OGH12Os32/8518.4.1985

Der Oberste Gerichtshof hat am 18. April 1985 durch den Senatspräsidenten des Obersten Gerichtshofes Dr. Keller als Vorsitzenden und durch die Hofräte des Obersten Gerichtshofes Dr. Kral, Hon.Prof.Dr.Steininger (Berichterstatter), Dr. Hörburger und Dr. Kuch als weitere Richter in Gegenwart des Richteramtsanwärters Dr. Loidl als Schriftführer in der Strafsache gegen Helmut A wegen des Verbrechens des schweren Betruges nach §§ 146, 147 Abs. 3 StGB über die Nichtigkeitsbeschwerde und die Berufung des Angeklagten sowie die Nichtigkeitsbeschwerde der Staatsanwaltschaft gegen das Urteil des Landesgerichtes für Strafsachen Wien als Schöffengericht vom 13. September 1984, GZ 2 a Vr 1152/84-25, nach öffentlicher Verhandlung in Anwesenheit des Vertreters des Generalprokurators, Generalanwalt Dr.Tschulik, des Angeklagten und des Verteidigers Dr. Stöhr zu Recht erkannt:

 

Spruch:

Der Nichtigkeitsbeschwerde der Staatsanwaltschaft wird zur Gänze, jener des Angeklagten hingegen teilweise Folge gegeben, das angefochtene Urteil, das im übrigen unberührt bleibt, sowohl in seinem freisprechenden Teil als auch in seinem Ausspruch, wonach der Angeklagte bei dem ihm angelasteten Betrug Inge B um einen 100.000 S übersteigenden Betrag geschädigt hat, und demzufolge auch in der Unterstellung dieser Tat unter die Bestimmung des § 147 Abs. 3 StGB sowie im Strafausspruch aufgehoben und die Sache zu neuer Verhandlung und Entscheidung im Umfang der Aufhebung an das Erstgericht zurückverwiesen.

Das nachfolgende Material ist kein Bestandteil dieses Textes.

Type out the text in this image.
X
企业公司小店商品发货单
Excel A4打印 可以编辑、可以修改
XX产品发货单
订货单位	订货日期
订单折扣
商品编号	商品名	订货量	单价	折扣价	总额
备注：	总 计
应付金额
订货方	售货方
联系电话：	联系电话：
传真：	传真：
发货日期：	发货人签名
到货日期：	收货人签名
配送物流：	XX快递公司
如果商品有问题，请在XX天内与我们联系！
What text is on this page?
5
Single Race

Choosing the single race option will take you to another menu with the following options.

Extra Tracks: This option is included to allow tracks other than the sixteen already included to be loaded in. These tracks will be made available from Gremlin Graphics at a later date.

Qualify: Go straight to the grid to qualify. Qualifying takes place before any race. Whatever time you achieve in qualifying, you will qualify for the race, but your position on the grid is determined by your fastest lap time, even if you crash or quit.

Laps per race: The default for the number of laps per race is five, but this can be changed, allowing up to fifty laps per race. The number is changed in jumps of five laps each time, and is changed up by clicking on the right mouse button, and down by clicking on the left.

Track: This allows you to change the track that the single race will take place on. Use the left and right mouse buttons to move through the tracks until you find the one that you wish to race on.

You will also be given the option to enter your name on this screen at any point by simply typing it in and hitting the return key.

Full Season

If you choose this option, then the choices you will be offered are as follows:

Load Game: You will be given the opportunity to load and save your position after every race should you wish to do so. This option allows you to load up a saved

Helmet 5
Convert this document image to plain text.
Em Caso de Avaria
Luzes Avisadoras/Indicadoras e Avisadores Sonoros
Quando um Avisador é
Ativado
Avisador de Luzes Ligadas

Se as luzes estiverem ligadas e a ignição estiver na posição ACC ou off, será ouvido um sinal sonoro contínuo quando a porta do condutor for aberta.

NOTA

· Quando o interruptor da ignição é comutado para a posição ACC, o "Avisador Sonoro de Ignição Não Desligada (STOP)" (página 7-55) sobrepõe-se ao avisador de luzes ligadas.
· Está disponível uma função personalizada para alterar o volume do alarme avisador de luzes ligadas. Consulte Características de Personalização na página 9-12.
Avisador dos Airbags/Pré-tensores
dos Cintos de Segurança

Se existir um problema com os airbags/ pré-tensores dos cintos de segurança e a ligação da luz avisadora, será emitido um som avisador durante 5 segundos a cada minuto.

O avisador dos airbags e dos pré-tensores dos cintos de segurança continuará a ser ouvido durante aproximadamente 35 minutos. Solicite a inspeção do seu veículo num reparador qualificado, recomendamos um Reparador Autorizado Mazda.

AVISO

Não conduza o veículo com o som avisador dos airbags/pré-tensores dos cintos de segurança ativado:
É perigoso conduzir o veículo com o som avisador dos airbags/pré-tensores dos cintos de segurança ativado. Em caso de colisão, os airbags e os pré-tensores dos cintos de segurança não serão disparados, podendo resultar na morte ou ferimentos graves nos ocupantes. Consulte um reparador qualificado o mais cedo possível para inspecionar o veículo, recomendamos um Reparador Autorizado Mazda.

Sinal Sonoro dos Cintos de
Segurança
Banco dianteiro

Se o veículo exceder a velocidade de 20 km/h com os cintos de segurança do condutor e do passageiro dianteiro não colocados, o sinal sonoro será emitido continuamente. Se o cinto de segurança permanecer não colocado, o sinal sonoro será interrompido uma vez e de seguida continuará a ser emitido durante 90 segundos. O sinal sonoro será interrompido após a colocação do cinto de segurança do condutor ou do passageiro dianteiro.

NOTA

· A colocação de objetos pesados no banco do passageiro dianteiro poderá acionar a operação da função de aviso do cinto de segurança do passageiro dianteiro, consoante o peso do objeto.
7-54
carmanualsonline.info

Im übrigen wird die Nichtigkeitsbeschwerde des Angeklagten verworfen.

Mit seiner Berufung wird der Angeklagte auf die kassatorische Entscheidung verwiesen.

Gemäß § 390 a StPO fallen dem Angeklagten auch die Kosten des Rechtsmittelverfahrens zur Last.

Text

Gründe:

Mit dem angefochtenen Urteil wurde Helmut A des Verbrechens des schweren Betruges nach §§ 146, 147 Abs. 3 StGB schuldig erkannt, weil er am 26. April 1982 und am 10. Mai 1982 in Wien mit dem Vorsatz, sich durch das Verhalten der Getäuschten unrechtmäßig zu bereichern, Inge B durch Täuschung über Tatsachen, nämlich die Vorspiegelung, Eigentümer der Wohnung Wien 21., Leopoldauer Platz 1/5/3, und der darin aufgestellten Möbel zu sein, zur übergabe von Bargeld im Gesamtbetrag von 200.000 S und damit zu Handlungen verleitet hat, welche die Genannte an ihrem Vermögen um etwa 120.000 S schädigten.

Von der weiteren Anklage, einen Betrug auch dadurch begangen zu haben, daß er in der Zeit von September bis November 1982 in Wien den Alfred B*** durch die Vorlage eines von ihm selbst verfertigten (fingierten), auf Franz C in Waidhofen an der Ybbs lautenden Lieferauftrags, mithin unter Verwendung einer falschen Urkunde, zur Ausfolgung einer Provision von insgesamt 22.000 S verleitete, wodurch Alfred D an seinem Vermögen um einen 5.000 S übersteigenden Betrag geschädigt wurde, wurde Helmut A gemäß § 259 Z 3 StPO freigesprochen.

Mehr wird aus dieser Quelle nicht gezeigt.